Ersin Özince, global ekonominin yönetilmeye muhtaç olduğunun altını çizerek, “Şu anda bankacılığın yapılandırılması adına yapılması düşünülen konularda gelişmekte olan ülkelerin söz hakkı çok zayıf olduğu gibi, tek standartta hareket etmek bizim gibi ülkeleri ayrıca çok ciddi etkileyecek. Burada bir nevi krizden değil, ilacından da olumsuz etkilenmemiz mevzu bahis olacak. Peki olumsuz etkilenmeli miyiz? Hayır. Bütün bu işleri yaparken, gelişmekte olan ülkelerin Basel 3 ile ilgili çok daha ciddi cendere altına girmesi mümkün” şeklinde konuştu.
“Gelişmekte olan ülke ortalamasına yeni geldik”
Konferansta soruları da yanıtlayan Özince, ekonomide her kaynağı iyi kullanmak, ayağını yorganına göre uzatmak gerektiğini söyledi.
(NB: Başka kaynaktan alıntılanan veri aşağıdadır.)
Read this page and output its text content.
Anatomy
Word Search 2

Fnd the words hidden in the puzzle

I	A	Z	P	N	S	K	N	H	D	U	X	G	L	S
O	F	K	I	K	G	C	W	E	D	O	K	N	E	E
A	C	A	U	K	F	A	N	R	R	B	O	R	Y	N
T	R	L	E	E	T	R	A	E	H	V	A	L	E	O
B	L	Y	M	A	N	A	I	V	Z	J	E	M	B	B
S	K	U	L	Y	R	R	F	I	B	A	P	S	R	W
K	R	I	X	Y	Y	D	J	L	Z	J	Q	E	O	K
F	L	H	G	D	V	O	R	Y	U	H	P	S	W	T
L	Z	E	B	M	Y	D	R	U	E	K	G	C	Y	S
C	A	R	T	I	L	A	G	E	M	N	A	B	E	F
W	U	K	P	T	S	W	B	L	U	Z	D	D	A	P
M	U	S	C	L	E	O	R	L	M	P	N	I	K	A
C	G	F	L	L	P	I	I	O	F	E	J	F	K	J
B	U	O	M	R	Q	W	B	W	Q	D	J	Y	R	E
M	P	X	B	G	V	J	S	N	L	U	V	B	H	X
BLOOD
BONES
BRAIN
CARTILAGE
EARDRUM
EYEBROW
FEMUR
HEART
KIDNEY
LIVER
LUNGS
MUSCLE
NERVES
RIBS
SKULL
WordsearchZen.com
Yatırımcıyı almak için kaynak olsa bile tanıma gerek duyulduğunu kaydeden Özince, “Örneğin sizin piyasalarınızın olması lazım. Yani Türkiye'nin hiçbir zaman G-20'ye girecek boyutta para ve sermaye piyasası olmadığını iddia edebilirim. Bunu rakamlarla ortaya koyabiliriz. Biz para, sermaye piyasasını toplasan gelişmekte olan ülkeler ortalamasına yeni geldik. Yatırım yapanı da destekleyecek piyasayı kurmamız lazım. Bugünkü faiz oranlarıyla Türkiye'de birçok kişinin yerel para açısından fizibilitesi vardır. Kaynakların vadesini uzatmak mümkün mü? Bana göre mümkün. Faiz eğrisini düzeltebilsek... Ama nasıl? Çok ciddi teşvik vermek lazım. Bu toprağını ekmeyen adama teşvik veriyorum da parasını iki yıla koyan adamdan niye vergi alıyorum mesela? Hiç vergi almamam lazım. İki yıldan fazla mevduat açtırandan katiyen beş kuruş vergi almayalım.”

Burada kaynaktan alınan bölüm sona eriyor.